Luckily, at around 10 p.m. a passing strong thunderstorm dropped a significant amount of rain and hail on Eastie–helping firefighters get the situation under control.

By Saturday morning the fire was under control and Boston Fire Commissioner Joe Finn was back on hand after spending the entire night at the blaze. Finn surveyed the damage and said the fire most likely caused over $1 million worth of damage.

Demolition crews were on hand in Eastie as early as Sunday and began razing the skeletal remains of the casket company.

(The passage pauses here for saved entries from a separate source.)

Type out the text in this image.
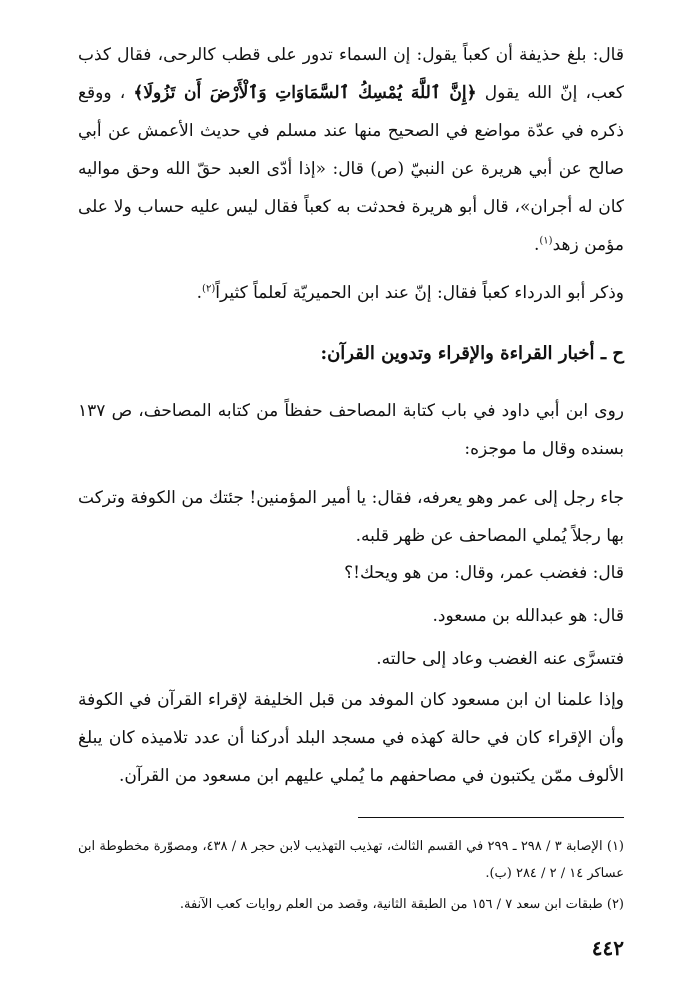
قال: بلغ حذيفة أن كعباً يقول: إن السماء تدور على قطب كالرحى، فقال كذب كعب، إنّ الله يقول ﴿إِنَّ ٱللَّهَ يُمْسِكُ ٱلسَّمَاوَاتِ وَٱلْأَرْضَ أَن تَزُولَا﴾ ، ووقع ذكره في عدّة مواضع في الصحيح منها عند مسلم في حديث الأعمش عن أبي صالح عن أبي هريرة عن النبيّ (ص) قال: «إذا أدّى العبد حقّ الله وحق مواليه كان له أجران»، قال أبو هريرة فحدثت به كعباً فقال ليس عليه حساب ولا على مؤمن زهد$^{(١)}$.
وذكر أبو الدرداء كعباً فقال: إنّ عند ابن الحميريّة لَعلماً كثيراً$^{(٢)}$.
ح ـ أخبار القراءة والإقراء وتدوين القرآن:
روى ابن أبي داود في باب كتابة المصاحف حفظاً من كتابه المصاحف، ص ١٣٧ بسنده وقال ما موجزه:
جاء رجل إلى عمر وهو يعرفه، فقال: يا أمير المؤمنين! جئتك من الكوفة وتركت بها رجلاً يُملي المصاحف عن ظهر قلبه.
قال: فغضب عمر، وقال: من هو ويحك!؟
قال: هو عبدالله بن مسعود.
فتسرَّى عنه الغضب وعاد إلى حالته.
وإذا علمنا ان ابن مسعود كان الموفد من قبل الخليفة لإقراء القرآن في الكوفة وأن الإقراء كان في حالة كهذه في مسجد البلد أدركنا أن عدد تلاميذه كان يبلغ الألوف ممّن يكتبون في مصاحفهم ما يُملي عليهم ابن مسعود من القرآن.
(١) الإصابة ٣ / ٢٩٨ ـ ٢٩٩ في القسم الثالث، تهذيب التهذيب لابن حجر ٨ / ٤٣٨، ومصوّرة مخطوطة ابن عساكر ١٤ / ٢ / ٢٨٤ (ب).
(٢) طبقات ابن سعد ٧ / ١٥٦ من الطبقة الثانية، وقصد من العلم روايات كعب الآنفة.
٤٤٢
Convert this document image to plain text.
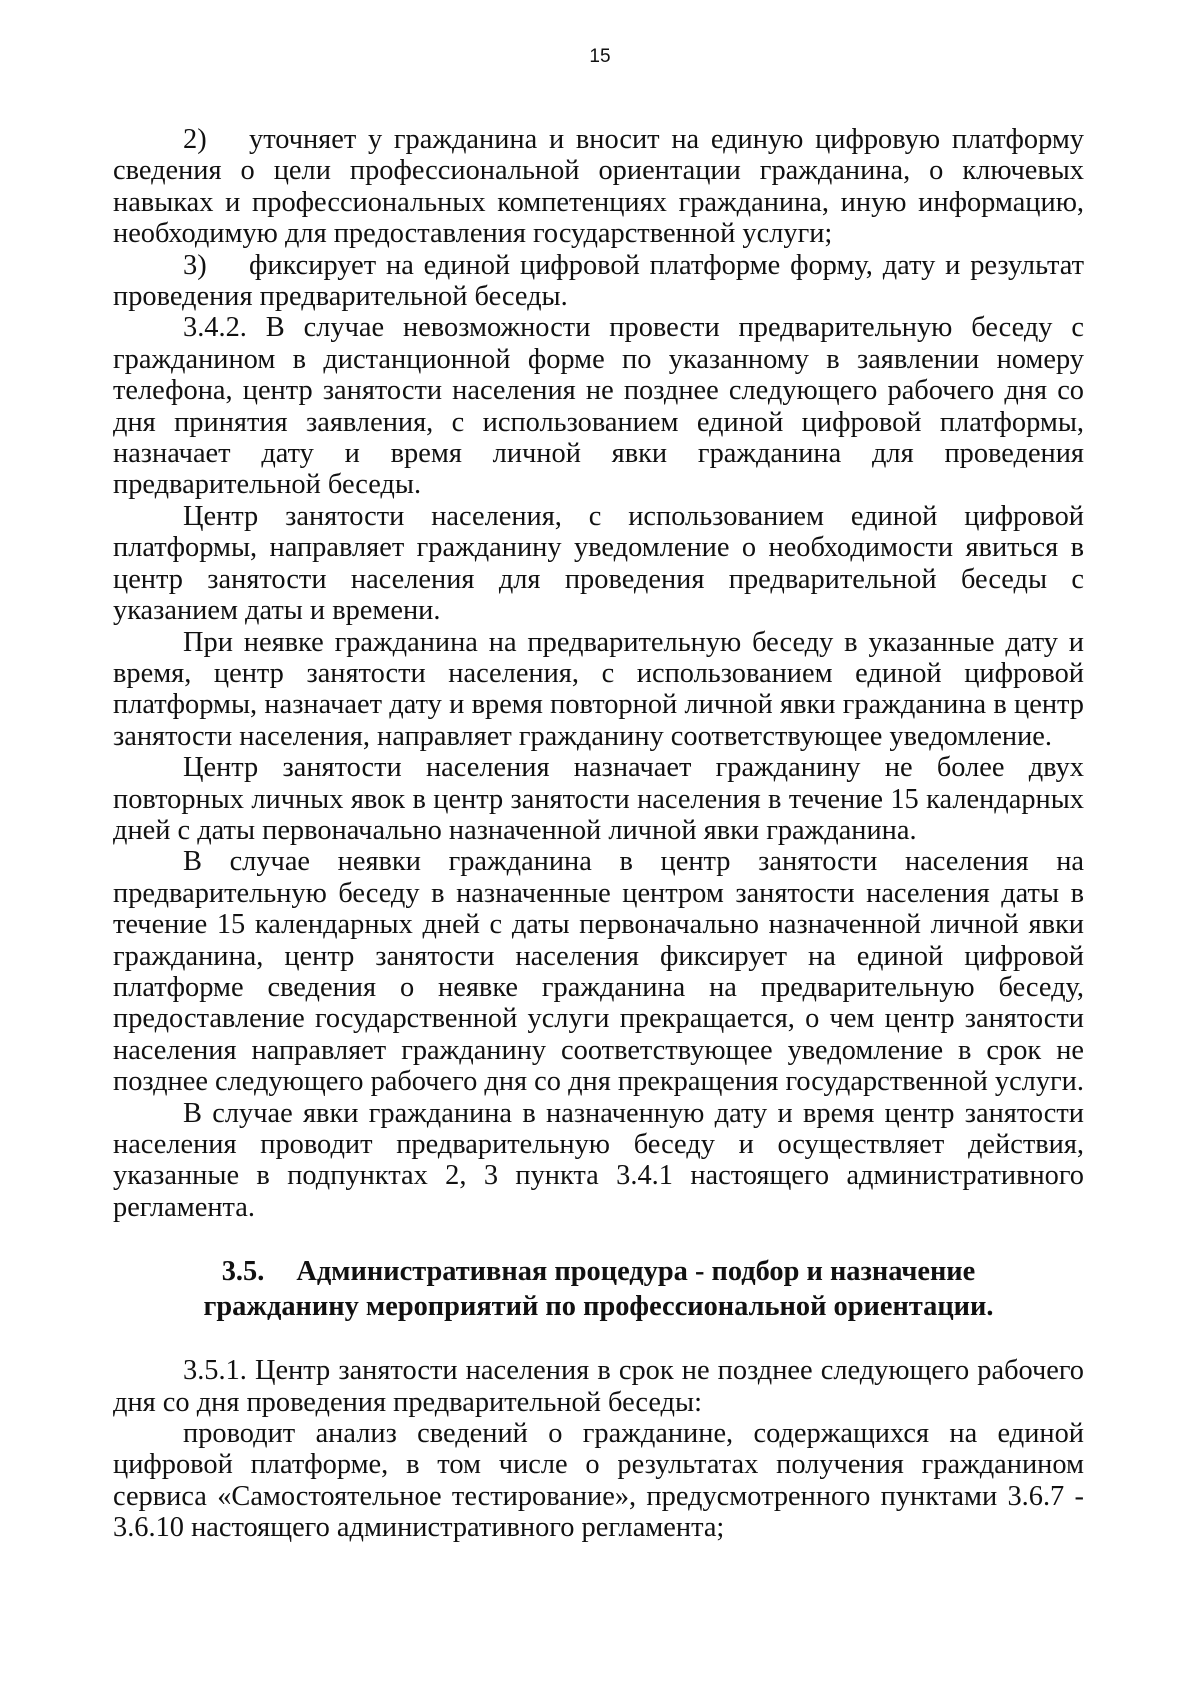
15

2) уточняет у гражданина и вносит на единую цифровую платформу сведения о цели профессиональной ориентации гражданина, о ключевых навыках и профессиональных компетенциях гражданина, иную информацию, необходимую для предоставления государственной услуги;

3) фиксирует на единой цифровой платформе форму, дату и результат проведения предварительной беседы.

3.4.2. В случае невозможности провести предварительную беседу с гражданином в дистанционной форме по указанному в заявлении номеру телефона, центр занятости населения не позднее следующего рабочего дня со дня принятия заявления, с использованием единой цифровой платформы, назначает дату и время личной явки гражданина для проведения предварительной беседы.

Центр занятости населения, с использованием единой цифровой платформы, направляет гражданину уведомление о необходимости явиться в центр занятости населения для проведения предварительной беседы с указанием даты и времени.

При неявке гражданина на предварительную беседу в указанные дату и время, центр занятости населения, с использованием единой цифровой платформы, назначает дату и время повторной личной явки гражданина в центр занятости населения, направляет гражданину соответствующее уведомление.

Центр занятости населения назначает гражданину не более двух повторных личных явок в центр занятости населения в течение 15 календарных дней с даты первоначально назначенной личной явки гражданина.

В случае неявки гражданина в центр занятости населения на предварительную беседу в назначенные центром занятости населения даты в течение 15 календарных дней с даты первоначально назначенной личной явки гражданина, центр занятости населения фиксирует на единой цифровой платформе сведения о неявке гражданина на предварительную беседу, предоставление государственной услуги прекращается, о чем центр занятости населения направляет гражданину соответствующее уведомление в срок не позднее следующего рабочего дня со дня прекращения государственной услуги.

В случае явки гражданина в назначенную дату и время центр занятости населения проводит предварительную беседу и осуществляет действия, указанные в подпунктах 2, 3 пункта 3.4.1 настоящего административного регламента.

3.5. Административная процедура - подбор и назначение
гражданину мероприятий по профессиональной ориентации.

3.5.1. Центр занятости населения в срок не позднее следующего рабочего дня со дня проведения предварительной беседы:

проводит анализ сведений о гражданине, содержащихся на единой цифровой платформе, в том числе о результатах получения гражданином сервиса «Самостоятельное тестирование», предусмотренного пунктами 3.6.7 - 3.6.10 настоящего административного регламента;
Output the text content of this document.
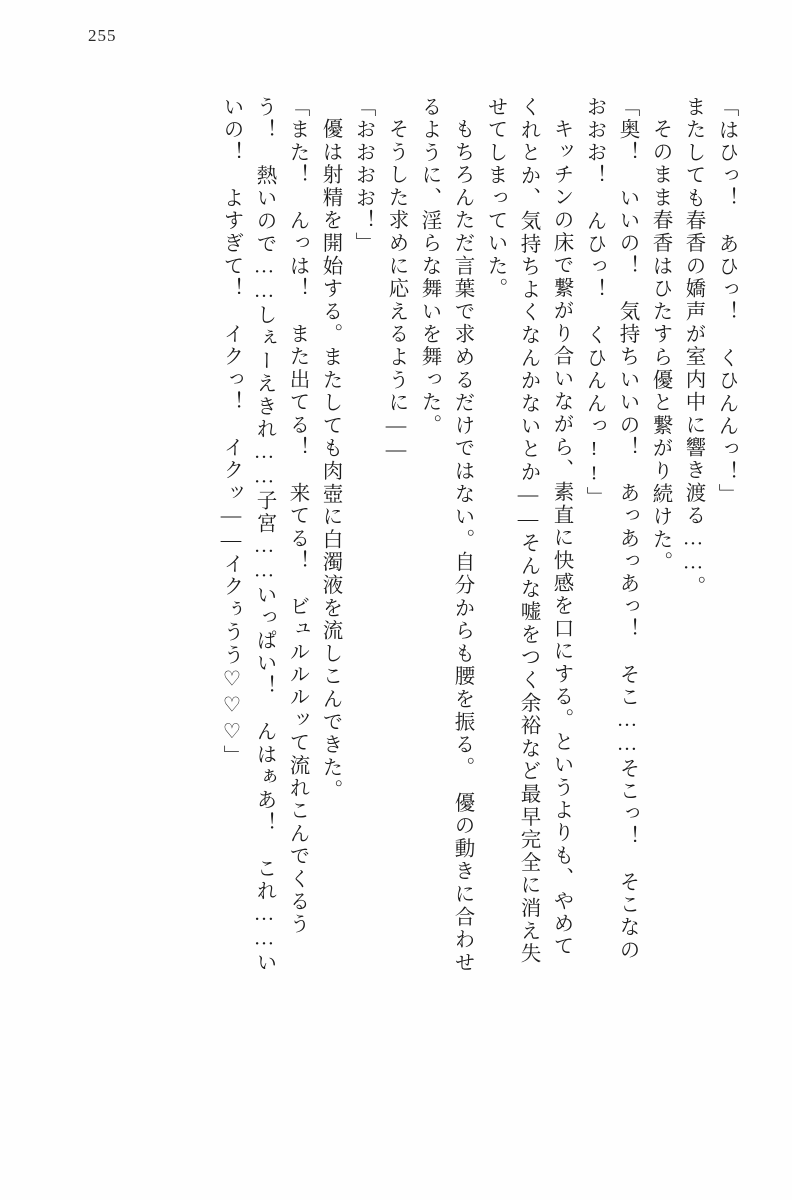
255
「はひっ！　あひっ！　くひんんっ！」
またしても春香の嬌声が室内中に響き渡る……。
そのまま春香はひたすら優と繋がり続けた。
「奥！　いいの！　気持ちいいの！　あっあっあっ！　そこ……そこっ！　そこなの
おおお！　んひっ！　くひんんっ!!」
キッチンの床で繋がり合いながら、素直に快感を口にする。というよりも、やめて
くれとか、気持ちよくなんかないとか——そんな嘘をつく余裕など最早完全に消え失
せてしまっていた。
もちろんただ言葉で求めるだけではない。自分からも腰を振る。　優の動きに合わせ
るように、淫らな舞いを舞った。
そうした求めに応えるように——
「おおおお！」
優は射精を開始する。またしても肉壺に白濁液を流しこんできた。
「また！　んっは！　また出てる！　来てる！　ビュルルルッて流れこんでくるう
う！　熱いので……しぇーえきれ……子宮……いっぱい！　んはぁあ！　これ……い
いの！　よすぎて！　イクっ！　イクッ——イクぅうう♡♡♡」
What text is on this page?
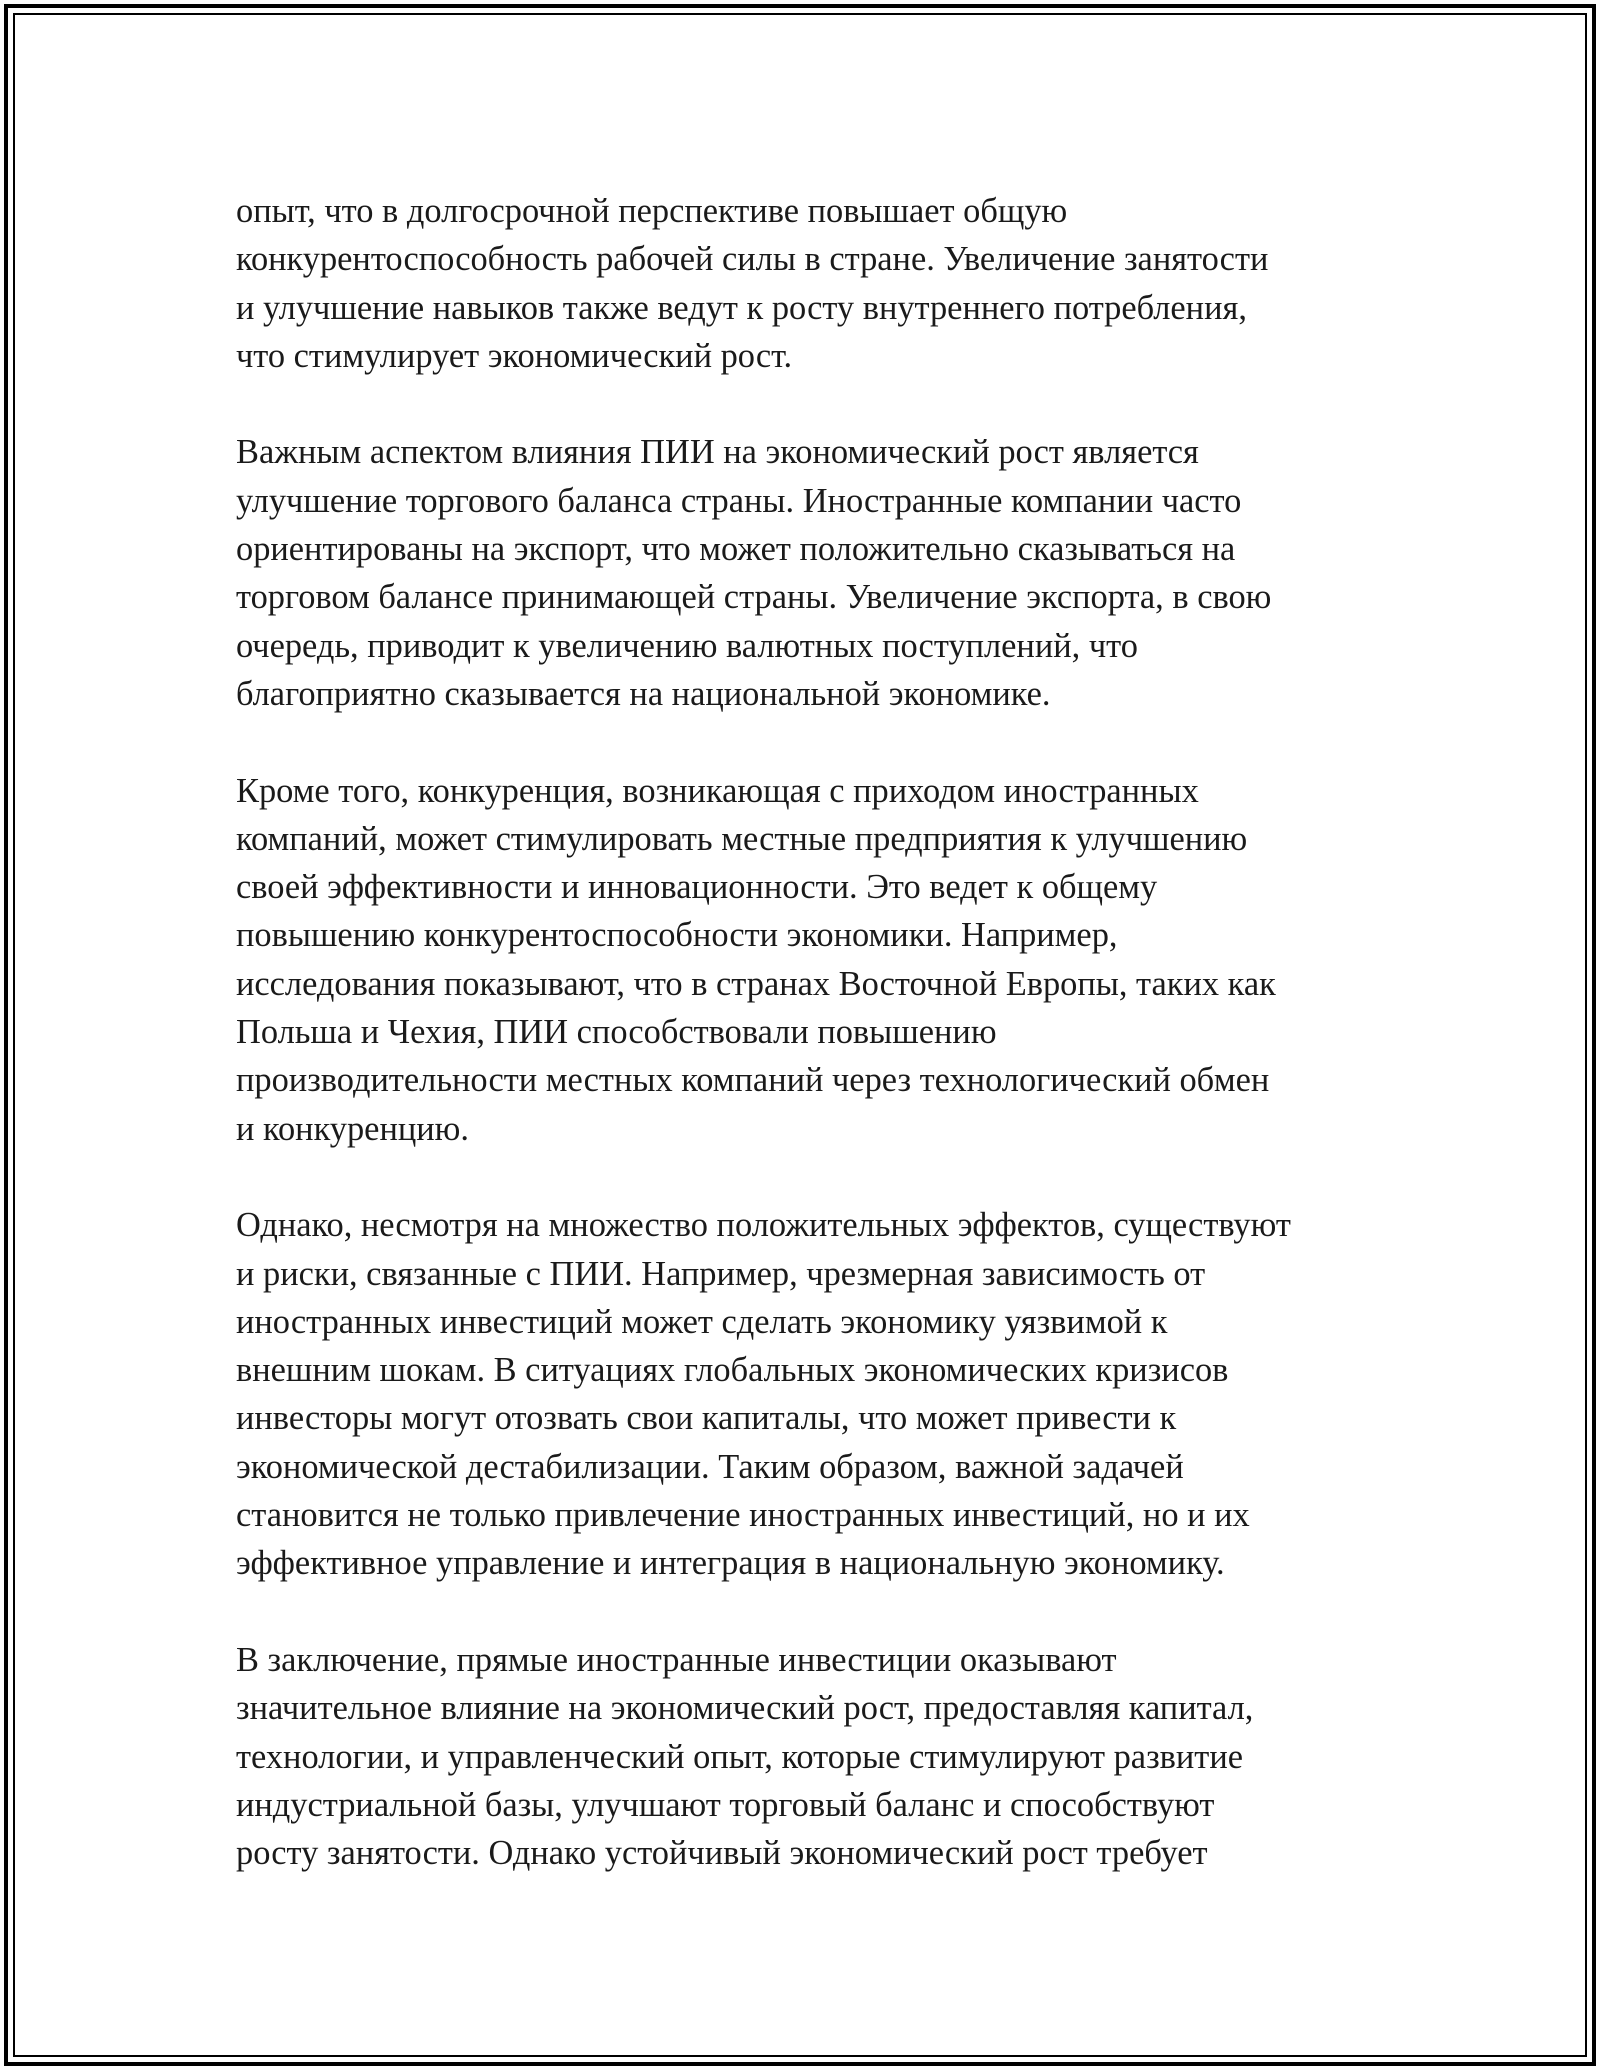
опыт, что в долгосрочной перспективе повышает общую
конкурентоспособность рабочей силы в стране. Увеличение занятости
и улучшение навыков также ведут к росту внутреннего потребления,
что стимулирует экономический рост.

Важным аспектом влияния ПИИ на экономический рост является
улучшение торгового баланса страны. Иностранные компании часто
ориентированы на экспорт, что может положительно сказываться на
торговом балансе принимающей страны. Увеличение экспорта, в свою
очередь, приводит к увеличению валютных поступлений, что
благоприятно сказывается на национальной экономике.

Кроме того, конкуренция, возникающая с приходом иностранных
компаний, может стимулировать местные предприятия к улучшению
своей эффективности и инновационности. Это ведет к общему
повышению конкурентоспособности экономики. Например,
исследования показывают, что в странах Восточной Европы, таких как
Польша и Чехия, ПИИ способствовали повышению
производительности местных компаний через технологический обмен
и конкуренцию.

Однако, несмотря на множество положительных эффектов, существуют
и риски, связанные с ПИИ. Например, чрезмерная зависимость от
иностранных инвестиций может сделать экономику уязвимой к
внешним шокам. В ситуациях глобальных экономических кризисов
инвесторы могут отозвать свои капиталы, что может привести к
экономической дестабилизации. Таким образом, важной задачей
становится не только привлечение иностранных инвестиций, но и их
эффективное управление и интеграция в национальную экономику.

В заключение, прямые иностранные инвестиции оказывают
значительное влияние на экономический рост, предоставляя капитал,
технологии, и управленческий опыт, которые стимулируют развитие
индустриальной базы, улучшают торговый баланс и способствуют
росту занятости. Однако устойчивый экономический рост требует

“There were so many departments and agencies that helped us at this fire,” said Commissioner Finn. “Training pays off when presented the challenges this fire had. It cannot be overlooked that first class fire apparatus, proper protective gear and most importantly a fully staffed department putting “Boots on the Ground” make the difference. It was a tremendous, professional effort by our firefighters in East Boston. There was excellent command decisions protected this densely populated neighborhood as firefighters have worked over 8 hours and counting battling this 9 Alarm fire storm. I’m Grateful for the incredible bravery and hard work of our first responders that battled this fire in East Boston. Finally a thank you to the many city and town fire departments that protected Boston (Friday). I know you spent several hours in our City and I appreciate your efforts that proved seamless when it mattered.”

Local residents launched a GoFundMe account at www.gofundme.com/new-england-casket-co?fbclid=IwAR3dA4eW3W_uSfE7WCsFlNbGJamGbhiMoVf5etXUA5qPDA3uNWVmSLacJe8 with the help of raising a goal of $50,000 for the employees of the casket company that are now without work.

“We are raising money to support the workers of the New England Casket Company whose building at 1141 Bennington St. burnt down o in a 9-alarm fire,” read the GoFundMe post.  “Louis Tobia Jr., the company has been providing jobs for the community for over 75 years. Some employees have worked there for over 40 years.” The post added that all funds raised will go directly to the employees who are now without jobs due to this unfortunate accident.